The contrast with Paul’s self-description could hardly be more complete. Like Job, Paul suffered a lot for his trust in God, and even he complains a bit. Elsewhere, he details his sufferings, miseries, woes, and hardships. They were considerable, too. In his second letter to the Christians at Corinth, he itemizes his griefs (2 Cor 11:24-28) – but not here. He says simply, “my only recompense … is that I offer the good news free of charge.” But I did this to myself, he adds. “I made myself the slave of all so as to win over as many as possible.” Paul’s slavery is a labor of love — patient, kind, persistent. God’s slave, he offers his drudgery as a ransom for others.
Next we come to the image of Jesus himself, the servant of the servants of God. We tend to read these accounts of Jesus’ early ministry with an eye to the content — Jesus healing Peter’s mother-in-law, curing the sick and expelling demons… all of which seems to have been admitted even by those who did not believe in him. But here we are also invited as with Job and Paul to read between the lines. It’s not about the what, or even the how, but the why.
Like Ado Annie in Oklahoma!, Jesus was one of those people who couldn’t say no. The portrait Mark paints is of a man tired from his exertions, but unable to refuse help to those who came to him. He didn’t seek out the lost sheep of the house of Israel so much as they sought him out. The whole town gathered outside the door, and he cured them, probably well into the night. And he arose early, stealing off into the desert for some alone time to pray and gather his strength. And the disciples came scrambling after him, tracking him down with the townsfolk practically at their heels.

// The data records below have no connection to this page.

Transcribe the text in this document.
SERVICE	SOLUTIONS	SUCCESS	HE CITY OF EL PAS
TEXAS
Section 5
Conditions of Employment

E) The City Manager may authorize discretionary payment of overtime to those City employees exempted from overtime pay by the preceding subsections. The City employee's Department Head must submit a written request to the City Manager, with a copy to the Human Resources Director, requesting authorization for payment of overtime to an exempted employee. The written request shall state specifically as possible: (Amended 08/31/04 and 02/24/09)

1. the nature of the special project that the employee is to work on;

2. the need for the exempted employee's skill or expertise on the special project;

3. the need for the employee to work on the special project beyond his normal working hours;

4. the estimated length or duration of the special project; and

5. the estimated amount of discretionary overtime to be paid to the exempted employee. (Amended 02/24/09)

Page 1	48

Jesus’ response is to go on to the next village and the next and the next, announcing the kingdom of God and driving back the darkness.
One of the adages of the modern world, perhaps not without reason at times, is that we should learn to say no. “Yes” comes to the fore too easily. And yet, it is exactly his “yes” that drove Paul to uncommon lengths to preach the gospel, fretting over his little churches like a mother hen in a raging storm. It was his “yes” that wore Jesus to the bone curing, healing the possessed, and preaching.

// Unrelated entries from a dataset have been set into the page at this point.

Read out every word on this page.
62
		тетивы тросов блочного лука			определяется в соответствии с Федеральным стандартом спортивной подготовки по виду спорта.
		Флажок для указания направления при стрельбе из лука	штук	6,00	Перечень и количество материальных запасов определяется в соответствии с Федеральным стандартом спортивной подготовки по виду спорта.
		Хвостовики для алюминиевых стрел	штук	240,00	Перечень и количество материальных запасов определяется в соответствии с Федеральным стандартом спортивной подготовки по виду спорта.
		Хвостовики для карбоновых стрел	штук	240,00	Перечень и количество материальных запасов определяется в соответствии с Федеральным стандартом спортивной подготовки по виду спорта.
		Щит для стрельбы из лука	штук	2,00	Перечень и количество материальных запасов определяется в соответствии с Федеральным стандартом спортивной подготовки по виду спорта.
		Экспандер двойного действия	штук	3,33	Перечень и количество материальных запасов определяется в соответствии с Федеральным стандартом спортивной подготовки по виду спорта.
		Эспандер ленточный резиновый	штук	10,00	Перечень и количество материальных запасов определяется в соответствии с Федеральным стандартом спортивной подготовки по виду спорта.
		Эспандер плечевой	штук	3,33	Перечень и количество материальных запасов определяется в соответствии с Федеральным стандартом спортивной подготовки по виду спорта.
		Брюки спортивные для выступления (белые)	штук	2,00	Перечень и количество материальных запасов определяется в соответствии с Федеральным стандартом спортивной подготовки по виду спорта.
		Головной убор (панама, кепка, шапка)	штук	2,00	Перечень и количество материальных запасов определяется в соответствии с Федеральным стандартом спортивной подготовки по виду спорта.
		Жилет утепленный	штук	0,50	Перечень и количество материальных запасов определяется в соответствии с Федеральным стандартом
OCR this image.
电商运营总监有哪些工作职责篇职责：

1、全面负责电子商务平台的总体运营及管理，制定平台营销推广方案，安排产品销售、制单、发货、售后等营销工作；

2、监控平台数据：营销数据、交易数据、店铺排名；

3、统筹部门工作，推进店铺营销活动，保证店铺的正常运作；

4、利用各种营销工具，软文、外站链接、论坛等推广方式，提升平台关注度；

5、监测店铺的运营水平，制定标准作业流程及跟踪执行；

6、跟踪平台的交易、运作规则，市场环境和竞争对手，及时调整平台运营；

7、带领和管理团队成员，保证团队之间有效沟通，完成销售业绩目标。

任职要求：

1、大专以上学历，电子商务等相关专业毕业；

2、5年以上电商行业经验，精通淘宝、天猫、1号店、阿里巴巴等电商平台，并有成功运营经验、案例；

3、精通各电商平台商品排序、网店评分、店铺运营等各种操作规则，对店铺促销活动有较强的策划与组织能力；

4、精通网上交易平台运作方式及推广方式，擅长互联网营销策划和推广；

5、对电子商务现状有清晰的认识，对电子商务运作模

In that Second Letter to the Corinthians, Paul reminds us, “As surely as God is faithful, our word to you has not been Yes and No. For the Son of God, Jesus Christ, whom we preached among you, Silvanus and Timothy and I, was not Yes and No; but in him it is always Yes. For all the promises of God find their Yes in him. That is why we utter the Amen through him, to the glory of God” [2 Cor 1:18 – 20].

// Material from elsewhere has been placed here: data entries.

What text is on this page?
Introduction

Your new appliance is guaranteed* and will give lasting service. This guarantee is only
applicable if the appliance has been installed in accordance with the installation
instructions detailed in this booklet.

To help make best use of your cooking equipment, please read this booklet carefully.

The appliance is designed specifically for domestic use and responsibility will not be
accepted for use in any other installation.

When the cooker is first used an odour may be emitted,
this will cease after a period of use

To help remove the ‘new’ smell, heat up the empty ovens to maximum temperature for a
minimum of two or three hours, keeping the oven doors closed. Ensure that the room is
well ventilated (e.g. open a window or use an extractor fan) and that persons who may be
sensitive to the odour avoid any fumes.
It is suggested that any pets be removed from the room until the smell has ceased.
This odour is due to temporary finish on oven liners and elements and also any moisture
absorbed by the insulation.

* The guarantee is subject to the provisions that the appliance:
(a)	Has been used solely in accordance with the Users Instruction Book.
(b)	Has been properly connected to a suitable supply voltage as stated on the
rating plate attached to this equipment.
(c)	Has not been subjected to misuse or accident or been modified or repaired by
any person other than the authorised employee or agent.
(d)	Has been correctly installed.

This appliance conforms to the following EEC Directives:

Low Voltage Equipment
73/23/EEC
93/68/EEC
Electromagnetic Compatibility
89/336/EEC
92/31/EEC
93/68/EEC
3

Jesus is God’s “yes” to us, and he is our “yes” to God. In him God heals the brokenhearted, binds up their wounds, and sustains the lonely. And if that is to happen today, if the Kingdom is to be preached, the darkness driven back inch by inch, God and Jesus will be making some stiff demands on all of us. Let us pray that our response, like Job’s, like Paul’s, like Jesus, will always be “Yes, Amen,” to the glory of God and the good of our neighbor.